Having trouble finding the fourier transform of the function $f_a(x)=e^{-a|x|}$ , where $a>0$
I currently have that $$ \mathcal{F}(f_ax) = \int_{0}^{\infty} e^{-ax}\, e^{ i s x} \,ds= \dfrac{-1}{is-a}\sqrt{\dfrac2{\pi}} $$
I have missed out the working since it takes me too long to format everything, however this is the answer I got, however I dont believe I'm right, any help would be greatly appreciated.

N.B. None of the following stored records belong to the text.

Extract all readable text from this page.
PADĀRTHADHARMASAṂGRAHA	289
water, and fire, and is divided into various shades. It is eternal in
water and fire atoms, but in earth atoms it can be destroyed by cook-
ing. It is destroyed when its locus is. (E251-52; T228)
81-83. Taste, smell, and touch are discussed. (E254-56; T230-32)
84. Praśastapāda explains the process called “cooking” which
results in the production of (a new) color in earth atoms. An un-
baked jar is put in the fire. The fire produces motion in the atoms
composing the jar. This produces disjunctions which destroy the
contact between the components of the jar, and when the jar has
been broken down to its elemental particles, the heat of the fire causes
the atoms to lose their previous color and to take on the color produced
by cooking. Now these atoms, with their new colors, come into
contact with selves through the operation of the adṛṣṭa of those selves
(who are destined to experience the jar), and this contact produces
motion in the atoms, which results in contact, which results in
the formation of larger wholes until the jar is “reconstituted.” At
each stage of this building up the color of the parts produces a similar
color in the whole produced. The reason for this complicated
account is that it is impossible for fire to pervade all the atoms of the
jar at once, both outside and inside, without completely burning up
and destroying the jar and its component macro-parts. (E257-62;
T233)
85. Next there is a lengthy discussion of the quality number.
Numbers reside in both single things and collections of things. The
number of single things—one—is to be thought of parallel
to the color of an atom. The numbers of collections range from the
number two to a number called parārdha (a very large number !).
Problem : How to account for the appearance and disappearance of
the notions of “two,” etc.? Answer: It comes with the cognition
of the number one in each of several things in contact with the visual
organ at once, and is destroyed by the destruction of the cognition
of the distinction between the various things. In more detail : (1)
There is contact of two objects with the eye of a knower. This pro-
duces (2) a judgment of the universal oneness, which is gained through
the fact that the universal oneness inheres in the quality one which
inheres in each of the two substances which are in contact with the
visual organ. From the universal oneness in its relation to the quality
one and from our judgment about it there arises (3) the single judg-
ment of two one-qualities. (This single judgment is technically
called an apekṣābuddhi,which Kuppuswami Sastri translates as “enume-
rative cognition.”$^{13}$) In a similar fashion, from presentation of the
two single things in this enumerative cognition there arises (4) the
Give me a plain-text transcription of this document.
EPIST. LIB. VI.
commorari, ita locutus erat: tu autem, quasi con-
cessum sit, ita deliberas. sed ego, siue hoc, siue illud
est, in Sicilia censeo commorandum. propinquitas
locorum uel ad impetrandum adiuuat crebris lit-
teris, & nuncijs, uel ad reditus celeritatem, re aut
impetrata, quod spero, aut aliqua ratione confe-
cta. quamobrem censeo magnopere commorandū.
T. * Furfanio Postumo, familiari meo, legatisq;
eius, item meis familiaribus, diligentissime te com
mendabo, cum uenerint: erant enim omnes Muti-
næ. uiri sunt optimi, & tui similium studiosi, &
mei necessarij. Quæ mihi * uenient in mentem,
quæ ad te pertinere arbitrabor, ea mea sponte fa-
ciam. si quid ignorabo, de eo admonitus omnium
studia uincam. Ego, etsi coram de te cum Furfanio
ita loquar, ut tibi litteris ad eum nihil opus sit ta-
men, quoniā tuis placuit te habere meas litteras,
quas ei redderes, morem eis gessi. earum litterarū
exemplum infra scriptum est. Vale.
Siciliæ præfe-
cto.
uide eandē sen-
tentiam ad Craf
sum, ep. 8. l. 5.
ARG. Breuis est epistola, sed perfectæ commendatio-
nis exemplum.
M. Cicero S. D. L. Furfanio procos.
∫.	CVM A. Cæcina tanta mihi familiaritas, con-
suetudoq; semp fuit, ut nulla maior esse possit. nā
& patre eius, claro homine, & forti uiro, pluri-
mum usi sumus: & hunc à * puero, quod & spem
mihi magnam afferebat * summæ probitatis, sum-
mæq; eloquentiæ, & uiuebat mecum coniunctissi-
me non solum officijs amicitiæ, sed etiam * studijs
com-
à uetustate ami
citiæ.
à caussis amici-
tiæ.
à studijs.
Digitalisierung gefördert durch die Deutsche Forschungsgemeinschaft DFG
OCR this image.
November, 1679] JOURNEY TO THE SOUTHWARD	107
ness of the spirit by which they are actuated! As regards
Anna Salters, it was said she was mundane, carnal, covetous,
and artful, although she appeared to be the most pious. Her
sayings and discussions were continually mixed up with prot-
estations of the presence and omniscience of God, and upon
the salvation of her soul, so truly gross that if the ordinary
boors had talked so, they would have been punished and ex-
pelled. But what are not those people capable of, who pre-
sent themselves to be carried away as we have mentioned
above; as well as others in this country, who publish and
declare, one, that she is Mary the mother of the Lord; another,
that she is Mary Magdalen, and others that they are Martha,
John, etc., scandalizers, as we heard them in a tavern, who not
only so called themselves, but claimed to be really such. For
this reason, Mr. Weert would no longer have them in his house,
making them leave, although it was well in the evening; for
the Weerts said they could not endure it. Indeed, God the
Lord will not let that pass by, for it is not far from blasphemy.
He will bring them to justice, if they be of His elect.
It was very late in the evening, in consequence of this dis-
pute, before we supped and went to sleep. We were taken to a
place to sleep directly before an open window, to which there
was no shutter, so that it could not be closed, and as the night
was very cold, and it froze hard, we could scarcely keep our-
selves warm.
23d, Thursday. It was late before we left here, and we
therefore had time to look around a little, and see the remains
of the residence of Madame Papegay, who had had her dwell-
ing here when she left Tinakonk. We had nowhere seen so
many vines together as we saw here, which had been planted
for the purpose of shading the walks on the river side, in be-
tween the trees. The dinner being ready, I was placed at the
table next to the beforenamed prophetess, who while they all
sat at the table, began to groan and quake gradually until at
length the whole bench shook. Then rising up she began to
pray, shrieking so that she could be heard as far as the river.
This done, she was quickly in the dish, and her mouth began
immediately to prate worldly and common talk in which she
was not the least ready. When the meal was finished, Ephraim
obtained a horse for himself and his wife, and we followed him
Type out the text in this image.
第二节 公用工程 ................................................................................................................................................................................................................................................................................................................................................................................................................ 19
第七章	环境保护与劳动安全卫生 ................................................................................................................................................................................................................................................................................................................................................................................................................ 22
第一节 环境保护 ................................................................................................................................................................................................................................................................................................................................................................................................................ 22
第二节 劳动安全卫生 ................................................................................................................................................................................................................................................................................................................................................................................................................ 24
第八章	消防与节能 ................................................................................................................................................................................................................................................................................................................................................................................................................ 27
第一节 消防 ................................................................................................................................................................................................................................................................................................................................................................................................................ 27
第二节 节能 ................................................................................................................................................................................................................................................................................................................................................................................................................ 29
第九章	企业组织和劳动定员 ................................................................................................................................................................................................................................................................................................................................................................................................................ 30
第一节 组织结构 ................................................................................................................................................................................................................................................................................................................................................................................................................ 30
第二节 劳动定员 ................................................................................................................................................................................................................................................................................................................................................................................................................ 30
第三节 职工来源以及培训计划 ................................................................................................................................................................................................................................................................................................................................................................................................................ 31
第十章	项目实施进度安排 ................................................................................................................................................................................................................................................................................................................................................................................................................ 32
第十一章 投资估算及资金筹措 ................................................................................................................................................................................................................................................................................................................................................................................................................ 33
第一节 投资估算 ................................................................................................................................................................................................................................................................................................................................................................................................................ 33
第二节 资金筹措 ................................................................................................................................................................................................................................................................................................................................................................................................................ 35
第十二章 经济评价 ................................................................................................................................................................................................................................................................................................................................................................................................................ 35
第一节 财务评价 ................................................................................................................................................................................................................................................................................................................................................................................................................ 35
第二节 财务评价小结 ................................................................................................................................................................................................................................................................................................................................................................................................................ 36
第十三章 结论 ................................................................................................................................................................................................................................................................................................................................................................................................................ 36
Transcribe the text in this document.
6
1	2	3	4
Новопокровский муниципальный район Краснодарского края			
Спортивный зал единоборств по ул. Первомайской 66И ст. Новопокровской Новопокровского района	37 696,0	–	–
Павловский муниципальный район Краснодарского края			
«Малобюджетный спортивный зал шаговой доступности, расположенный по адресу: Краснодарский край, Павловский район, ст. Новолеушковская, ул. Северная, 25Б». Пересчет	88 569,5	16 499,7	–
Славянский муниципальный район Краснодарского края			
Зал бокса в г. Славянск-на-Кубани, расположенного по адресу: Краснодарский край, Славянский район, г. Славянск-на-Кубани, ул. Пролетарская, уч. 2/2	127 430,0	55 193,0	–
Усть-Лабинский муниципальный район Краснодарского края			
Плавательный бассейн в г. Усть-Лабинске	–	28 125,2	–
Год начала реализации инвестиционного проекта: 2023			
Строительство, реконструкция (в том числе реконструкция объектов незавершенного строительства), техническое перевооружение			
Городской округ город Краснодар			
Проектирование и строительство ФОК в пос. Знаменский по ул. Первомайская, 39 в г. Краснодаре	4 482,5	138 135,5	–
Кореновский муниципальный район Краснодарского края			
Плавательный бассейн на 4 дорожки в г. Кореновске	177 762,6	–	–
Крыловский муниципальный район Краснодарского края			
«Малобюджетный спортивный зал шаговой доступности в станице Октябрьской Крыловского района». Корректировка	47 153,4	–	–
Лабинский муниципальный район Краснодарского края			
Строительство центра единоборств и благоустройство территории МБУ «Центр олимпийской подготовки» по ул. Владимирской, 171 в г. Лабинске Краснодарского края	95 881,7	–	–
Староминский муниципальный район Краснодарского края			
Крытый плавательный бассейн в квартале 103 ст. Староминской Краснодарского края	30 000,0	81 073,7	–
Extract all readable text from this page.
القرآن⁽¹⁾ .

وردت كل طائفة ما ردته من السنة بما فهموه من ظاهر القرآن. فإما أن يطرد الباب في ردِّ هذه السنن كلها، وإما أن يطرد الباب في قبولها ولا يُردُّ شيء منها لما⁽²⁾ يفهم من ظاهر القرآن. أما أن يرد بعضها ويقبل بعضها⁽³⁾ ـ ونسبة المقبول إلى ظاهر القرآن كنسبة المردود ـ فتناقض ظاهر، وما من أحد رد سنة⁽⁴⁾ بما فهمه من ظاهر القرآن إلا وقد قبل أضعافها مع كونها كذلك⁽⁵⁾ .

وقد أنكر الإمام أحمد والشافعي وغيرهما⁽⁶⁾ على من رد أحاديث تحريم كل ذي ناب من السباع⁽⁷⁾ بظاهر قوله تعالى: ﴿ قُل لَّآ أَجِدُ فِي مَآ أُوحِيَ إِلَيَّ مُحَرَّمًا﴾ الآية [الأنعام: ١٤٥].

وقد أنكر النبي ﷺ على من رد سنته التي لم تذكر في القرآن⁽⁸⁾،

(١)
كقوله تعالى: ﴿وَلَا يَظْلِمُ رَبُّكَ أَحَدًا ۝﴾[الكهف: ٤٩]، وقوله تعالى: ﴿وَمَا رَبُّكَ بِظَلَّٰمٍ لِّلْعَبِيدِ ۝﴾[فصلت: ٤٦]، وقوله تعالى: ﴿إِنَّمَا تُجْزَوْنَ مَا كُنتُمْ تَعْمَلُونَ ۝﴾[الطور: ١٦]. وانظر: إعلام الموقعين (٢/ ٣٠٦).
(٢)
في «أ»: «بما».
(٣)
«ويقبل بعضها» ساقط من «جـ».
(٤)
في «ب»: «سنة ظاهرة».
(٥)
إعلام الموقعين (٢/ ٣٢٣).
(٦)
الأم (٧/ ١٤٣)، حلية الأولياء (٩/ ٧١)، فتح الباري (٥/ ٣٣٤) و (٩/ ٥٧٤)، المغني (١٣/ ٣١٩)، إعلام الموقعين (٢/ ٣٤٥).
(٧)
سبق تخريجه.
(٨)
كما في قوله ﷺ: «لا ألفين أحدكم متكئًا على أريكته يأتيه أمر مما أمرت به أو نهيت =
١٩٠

You missed half of the fourier integral. We have$\def\F{\mathcal F}$ \begin{align*} \F(f_a)(s) &= \frac 1{(2\pi)^{1/2}}\int_{-\infty}^\infty \exp\bigl(-a|x|\bigr)\exp(-isx)\, dx\\ &= \frac 1{(2\pi)^{1/2}} \int_0^\infty \exp\bigl(-(is+a)x\bigr)\, dx + \frac 1{(2\pi)^{1/2}} \int_{-\infty}^0 \exp\bigl(-(is-a)x\bigr)\, dx\\ &= \frac 1{(2\pi)^{1/2}} \frac 1{a + is} + \frac 1{(2\pi)^{1/2}} \frac 1{a-is}\\ &= \frac 1{(2\pi)^{1/2}} \frac{2a}{a^2 + s^2}\\ &= \sqrt{\frac 2\pi} \frac a{a^2 + s^2} \end{align*}